Dünyanın göz kamaştıran şehirlerinden biri, belki de en görkemlisi olan İstanbul, kendisi gibi göz kamaştıran mücevherlerin dünyasını yönetenlerin toplantısına ev sahipliği yaptı. Dünya Elmas Borsaları Federasyonu (WFDB) ve Uluslararası Elmas Üreticileri Birliği (IDMA) tarafından düzenlenen Başkanlar Toplantısı, 16 – 18 Haziran 2013 tarihleri arasında İstanbul'da gerçekleşti.

(Fantastik 3’lünün Türkiye serüveni)

Dünyanın göz kamaştıran şehirlerinden biri, belki de en görkemlisi olan İstanbul, kendisi gibi göz kamaştıran mücevherlerin dünyasını yönetenlerin toplantısına ev sahipliği yaptı. Dünya Elmas Borsaları Federasyonu (WFDB) ve Uluslararası Elmas Üreticileri Birliği (IDMA) tarafından düzenlenen Başkanlar Toplantısı, 16 – 18 Haziran 2013 tarihleri arasında İstanbul’da gerçekleşti. Türkiye’de sektöre üniversite düzeyinde eğitilmiş eleman yetiştirmek üzere 1992 yılında konu ile ilgili ilk yüksekokulu Marmara Üniversitesi bünyesinde kurmuş, sektörün gelişmesine ve büyümesine katkıda bulunmayı amaç edinmiş bir eğitimci olarak bu ve benzeri toplantıları çok önemsediğimi özellikle belirtmeliyim. Bu toplantılarda, mücevher kullanımının ülkemizde ve dünyada yayılabilmesinin, pazarın genişleyebilmesinin önündeki sorunlar ortaya konmakta ve bu sorunların giderilebilmesi için bir dizi kararlar alınmakta, alınan bu kararlar da en üst düzeyde uygulamaya konulmaktadır.

Sizlere bu kararlardan ve uygulamalarından uzun uzun bahsetmek niyetinde değilim. Zira sektörle ilgili kişiler, zaten bu organizasyonları ve sonuçlarını takip etmekte, bilmektedir. Ben sizlere, Altın, Değerli Taşlar ve tasarımın Türkiye’deki serüvenini kısaca anlatmak istiyorum. Bu serüveni okurken belki kendi ülkenizdeki, belki de kendinizdeki yaşanmışlıklarla ortak yönler bulabileceğinizi düşünüyorum.

Altın, taş ve tasarımı "Fantastik 3’lü” olarak nitelendirmemin sebebi, piyasaların ve sektörün gelişmesini sağlayan, birliktelikleri yüzyıllardır bozulmayan 3 iyi dost ve birlikte inanılmaz başarılara imza atan bir ekip olmalarındandır. Bu üçlüden altın, ilk çağlardan beri zenginlik ve statü simgesi olarak ortaya çıktı. Türkiye Cumhuriyeti’nin kuruluşundan bu yana da bu özelliğini sürdürmeyi başardı.

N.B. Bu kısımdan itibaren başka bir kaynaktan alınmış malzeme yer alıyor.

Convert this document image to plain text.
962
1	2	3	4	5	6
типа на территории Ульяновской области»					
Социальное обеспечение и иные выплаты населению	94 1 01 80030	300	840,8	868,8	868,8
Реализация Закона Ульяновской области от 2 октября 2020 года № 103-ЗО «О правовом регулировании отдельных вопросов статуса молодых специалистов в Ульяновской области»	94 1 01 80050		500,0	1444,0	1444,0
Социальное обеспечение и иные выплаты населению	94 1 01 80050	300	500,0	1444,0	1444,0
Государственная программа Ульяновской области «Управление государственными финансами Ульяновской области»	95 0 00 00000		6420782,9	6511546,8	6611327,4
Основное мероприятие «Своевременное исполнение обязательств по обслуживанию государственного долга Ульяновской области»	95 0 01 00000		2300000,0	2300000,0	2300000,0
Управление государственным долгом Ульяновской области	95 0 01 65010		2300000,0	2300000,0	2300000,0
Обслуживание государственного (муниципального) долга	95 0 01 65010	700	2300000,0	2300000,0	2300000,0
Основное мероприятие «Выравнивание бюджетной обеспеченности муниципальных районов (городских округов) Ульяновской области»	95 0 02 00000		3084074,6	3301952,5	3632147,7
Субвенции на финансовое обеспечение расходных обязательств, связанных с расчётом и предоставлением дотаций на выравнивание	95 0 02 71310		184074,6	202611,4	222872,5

Türkiye Cumhuriyeti’nde altın, ilk yıllardan bu yana statü ve yatırımın en önemli aracı olarak kullanılmıştır. Taşa gelince; elmas, yakut, zümrüt ve safir kullanımı, Osmanlı’dan bu yana hep var olmakla beraber, pırlanta kesim ve diğer renkli taşların değişik tasarımlarla kullanımı, ön plana çıkmaya ve yaygınlaşmaya başlamıştır. Bu durumda, moda olgusu ve algısının da gelişmesinin ve tüketiciyi etkilemesinin büyük payı vardır. Bu sürecin başlangıcında daha çok "dünyada var olan örneklerden esinlenme” metoduyla üretim yapılmış, fakat özellikle son yıllarda, eğitimin katkısıyla birlikte, özgün tasarımlarda elde edilen ticari başarılar sayesinde tasarımın değeri tümüyle ortaya çıkmaya başlamıştır. Böylece nihayet fantastik 3’lü devreye girmeyi başarmıştır. Okulumuzda verilen tasarım eğitiminin ve sektörle iç içe yaptığımız bir çok çalışmanın boşa gitmediğini görmek, beni fazlasıyla ile mutlu etmektedir.